The recent revelation of a new Internet Explorer 0-day (CVE-2013-3893) focused on attacks against select Japanese companies. New research by the Websense Security Labs reveals several new discoveries, including:
· In the last few days, Websense has intercepted new targeted attacks on Japanese financial firms, using the IE exploit.
A command and control server (C&C) used in these zero-day attacks has now been documented as part of an attack against a Taiwanese technology company as early as July 1, 2013, predating the first acknowledged IE zero-day attack by six weeks.
This also indicates the attackers are conducting ongoing campaigns across the region. Commonalities in the series of attacks link these episodes to the Operation DeputyDog and Hidden Lynx attack crew(s).
The Hidden Lynx hackers-for-hire crew has allegedly committed multiple data-stealing attacks against businesses dating back to 2009. At the moment, they appear to be focused on targeting Asia Pacific companies.
A full analysis of the most recent attacks may be found on the Websense Security Labs blog.
Would you be interested in speaking with a Websense spokesperson about this latest discovery? Please let me know if you are available and I will gladly arrange a telephone call.

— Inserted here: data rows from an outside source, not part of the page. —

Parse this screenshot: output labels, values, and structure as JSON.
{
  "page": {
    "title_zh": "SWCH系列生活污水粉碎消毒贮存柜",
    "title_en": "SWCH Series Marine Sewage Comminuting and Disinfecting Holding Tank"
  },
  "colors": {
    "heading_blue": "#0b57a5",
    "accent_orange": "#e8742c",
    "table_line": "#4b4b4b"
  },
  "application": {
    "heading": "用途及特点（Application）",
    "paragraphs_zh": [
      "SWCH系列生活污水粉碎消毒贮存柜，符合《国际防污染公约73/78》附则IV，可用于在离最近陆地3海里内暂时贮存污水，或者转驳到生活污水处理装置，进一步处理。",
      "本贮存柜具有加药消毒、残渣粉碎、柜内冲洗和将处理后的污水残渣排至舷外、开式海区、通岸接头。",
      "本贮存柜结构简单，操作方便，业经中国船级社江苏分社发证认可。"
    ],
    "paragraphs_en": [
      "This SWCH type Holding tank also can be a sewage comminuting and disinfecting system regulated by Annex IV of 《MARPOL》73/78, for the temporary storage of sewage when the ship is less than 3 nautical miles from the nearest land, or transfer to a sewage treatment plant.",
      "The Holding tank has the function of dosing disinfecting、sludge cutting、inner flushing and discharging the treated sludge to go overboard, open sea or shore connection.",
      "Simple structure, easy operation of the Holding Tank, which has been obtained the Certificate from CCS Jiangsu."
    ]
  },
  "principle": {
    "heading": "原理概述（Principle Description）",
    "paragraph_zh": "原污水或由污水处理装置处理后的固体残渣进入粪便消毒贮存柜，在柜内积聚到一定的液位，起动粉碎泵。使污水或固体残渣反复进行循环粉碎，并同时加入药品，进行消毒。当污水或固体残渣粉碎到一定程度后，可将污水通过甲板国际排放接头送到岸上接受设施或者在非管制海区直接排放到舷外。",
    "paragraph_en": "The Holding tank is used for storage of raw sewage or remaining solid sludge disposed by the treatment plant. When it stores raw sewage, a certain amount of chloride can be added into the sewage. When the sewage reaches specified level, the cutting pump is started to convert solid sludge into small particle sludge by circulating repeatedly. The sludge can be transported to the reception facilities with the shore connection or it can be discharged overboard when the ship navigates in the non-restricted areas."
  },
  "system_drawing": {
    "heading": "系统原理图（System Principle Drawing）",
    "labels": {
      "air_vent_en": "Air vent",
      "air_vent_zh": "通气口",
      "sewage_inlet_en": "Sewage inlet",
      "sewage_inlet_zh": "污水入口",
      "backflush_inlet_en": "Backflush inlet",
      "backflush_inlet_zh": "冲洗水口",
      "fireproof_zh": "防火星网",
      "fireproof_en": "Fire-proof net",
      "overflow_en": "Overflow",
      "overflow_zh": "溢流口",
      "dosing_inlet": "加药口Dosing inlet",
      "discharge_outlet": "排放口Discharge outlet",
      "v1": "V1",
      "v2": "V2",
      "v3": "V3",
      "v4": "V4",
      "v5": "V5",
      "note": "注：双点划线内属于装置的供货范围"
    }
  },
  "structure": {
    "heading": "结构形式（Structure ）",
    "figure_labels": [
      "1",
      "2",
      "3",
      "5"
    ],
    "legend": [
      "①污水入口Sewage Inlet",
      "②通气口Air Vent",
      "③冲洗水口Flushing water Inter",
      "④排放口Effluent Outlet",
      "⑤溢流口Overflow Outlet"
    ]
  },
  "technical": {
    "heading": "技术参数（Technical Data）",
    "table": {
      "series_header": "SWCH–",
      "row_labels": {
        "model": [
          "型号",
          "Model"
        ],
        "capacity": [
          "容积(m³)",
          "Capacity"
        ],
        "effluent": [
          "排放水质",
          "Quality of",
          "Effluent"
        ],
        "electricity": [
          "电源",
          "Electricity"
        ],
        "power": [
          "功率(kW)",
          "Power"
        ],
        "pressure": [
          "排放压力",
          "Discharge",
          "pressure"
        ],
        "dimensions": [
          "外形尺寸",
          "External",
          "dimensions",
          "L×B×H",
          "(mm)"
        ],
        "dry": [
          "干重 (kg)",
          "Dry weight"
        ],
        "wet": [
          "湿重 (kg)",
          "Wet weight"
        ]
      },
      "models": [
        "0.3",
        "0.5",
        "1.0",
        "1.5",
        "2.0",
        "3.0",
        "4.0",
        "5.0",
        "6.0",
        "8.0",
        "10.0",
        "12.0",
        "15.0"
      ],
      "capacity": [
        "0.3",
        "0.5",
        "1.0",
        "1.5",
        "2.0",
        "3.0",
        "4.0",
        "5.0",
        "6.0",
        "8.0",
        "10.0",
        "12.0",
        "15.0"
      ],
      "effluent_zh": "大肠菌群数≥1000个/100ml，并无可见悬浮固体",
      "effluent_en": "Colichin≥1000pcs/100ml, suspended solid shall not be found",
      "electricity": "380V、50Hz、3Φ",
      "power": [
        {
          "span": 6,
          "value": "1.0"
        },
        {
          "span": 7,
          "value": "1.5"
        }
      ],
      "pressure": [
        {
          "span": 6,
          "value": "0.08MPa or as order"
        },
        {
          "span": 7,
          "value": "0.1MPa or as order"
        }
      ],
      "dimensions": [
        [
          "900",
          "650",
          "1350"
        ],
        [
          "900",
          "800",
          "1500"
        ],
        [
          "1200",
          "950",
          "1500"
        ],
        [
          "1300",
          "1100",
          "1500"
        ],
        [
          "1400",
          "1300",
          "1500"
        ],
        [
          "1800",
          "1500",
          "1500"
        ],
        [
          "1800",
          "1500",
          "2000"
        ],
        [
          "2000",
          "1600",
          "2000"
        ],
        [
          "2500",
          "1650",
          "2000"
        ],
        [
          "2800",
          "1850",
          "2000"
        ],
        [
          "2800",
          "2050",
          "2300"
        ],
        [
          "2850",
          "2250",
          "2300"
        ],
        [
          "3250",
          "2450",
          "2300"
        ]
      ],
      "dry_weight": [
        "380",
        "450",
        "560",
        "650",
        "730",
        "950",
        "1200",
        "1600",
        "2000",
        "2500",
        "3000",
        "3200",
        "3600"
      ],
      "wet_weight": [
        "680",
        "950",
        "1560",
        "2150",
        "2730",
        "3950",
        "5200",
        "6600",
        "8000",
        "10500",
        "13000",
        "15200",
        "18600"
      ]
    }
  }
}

Canned comment to be attributed to Carl Leonard:
“The creation of a zero-day vulnerability takes considerable time and resources. Today’s discoveries suggest that the actors are using this exploit to specifically target companies in APAC. Websense estimates that close to 70 percent of Windows-based PCs are vulnerable to this exploit. Given the huge attack surface, the actors behind these campaigns are racing to target companies before a patch becomes available.
In addition, we anticipate that as more information of this zero day comes to light, the exploit will be weapon zed and packaged into exploit kits rapidly, greatly increasing the number of attackers with access to this exploit.
All is not lost. Even zero day attacks fall into an attack pattern. When you take the approach of looking at the entire attack chain for suspicious behavior, rather than waiting and hoping to catch something on the last step of the process, you have many more opportunities to spot and disrupt an attack - even if it's malware you've never seen before.
Websense strongly encourages IT administrators to install the Microsoft FixIt patch to stop the vulnerability while waiting for a formal patch from Microsoft.”